立派な墓を作っても、死体はすぐに朽ちてしまうものであり、葬とは隠すことであり、人に見られないようにすることである。」

それ故、お墓は「適当な深さの穴を掘り、棺が埋まればよい。柩を下したら、高く土盛はせず、樹木も植えず、平らにすればよく、草は生えるままとし、長く祭礼を行ってはならない」

二人とも、本当は天皇ではなく、上皇という立場ですが、この時代はすぐに天皇を譲位して上皇になる仕組みだったようです。基本的に、天皇は在位中に死なないということが暗黙事項としてありました。そのための方法が、譲位して上皇になるという仕組みでした。

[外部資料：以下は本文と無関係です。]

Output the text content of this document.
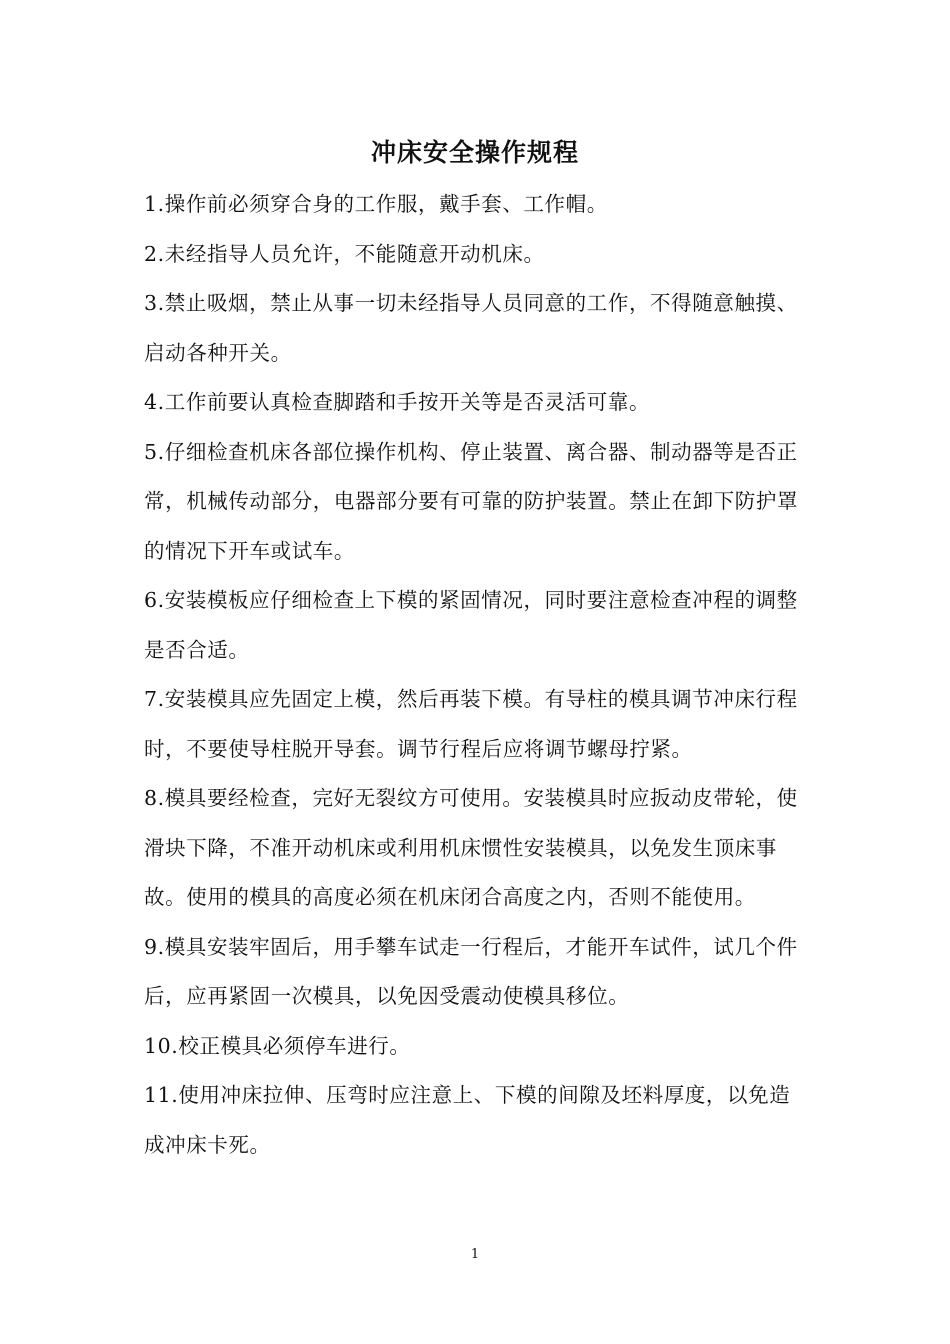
冲床安全操作规程

1.操作前必须穿合身的工作服，戴手套、工作帽。

2.未经指导人员允许，不能随意开动机床。

3.禁止吸烟，禁止从事一切未经指导人员同意的工作，不得随意触摸、启动各种开关。

4.工作前要认真检查脚踏和手按开关等是否灵活可靠。

5.仔细检查机床各部位操作机构、停止装置、离合器、制动器等是否正常，机械传动部分，电器部分要有可靠的防护装置。禁止在卸下防护罩的情况下开车或试车。

6.安装模板应仔细检查上下模的紧固情况，同时要注意检查冲程的调整是否合适。

7.安装模具应先固定上模，然后再装下模。有导柱的模具调节冲床行程时，不要使导柱脱开导套。调节行程后应将调节螺母拧紧。

8.模具要经检查，完好无裂纹方可使用。安装模具时应扳动皮带轮，使滑块下降，不准开动机床或利用机床惯性安装模具，以免发生顶床事故。使用的模具的高度必须在机床闭合高度之内，否则不能使用。

9.模具安装牢固后，用手攀车试走一行程后，才能开车试件，试几个件后，应再紧固一次模具，以免因受震动使模具移位。

10.校正模具必须停车进行。

11.使用冲床拉伸、压弯时应注意上、下模的间隙及坯料厚度，以免造成冲床卡死。

1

この時代は、仏教が国家鎮護としての役割を担っていましたので、天皇=国である時代にここまでドライに死を捉えていることに驚きます。普通なら、極楽浄土に導かれることに考えが及び寺院建立などがあるのですが、この二人の天皇は、そこまでの権威がなかった自覚がそうさせたのでしょうか。

よく考えれば、この時代とは平安時代です。
平安時代は、極度の都市集中が起きた時代です。
周囲での飢饉や旱魃など、作物の不作が続くと、都市への食物の供給がすぐにストップしたそうです。そのために、都市に住む下層階級は食糧難での飢餓や疫病によって死ぬことが日常茶飯事だったと書かれています。
芥川竜之介の「羅生門」の世界です。

鴨川が死体処理の場所だったらしく、鳥や野犬が死体の一部をくわえて庭先に持っていることなどがあり、そのことによる穢れ忌避の行為が役務を停止させたとあります。

天皇といえども、そういう日常だったからこそ、上記のような死生観が養われたのかも知れません。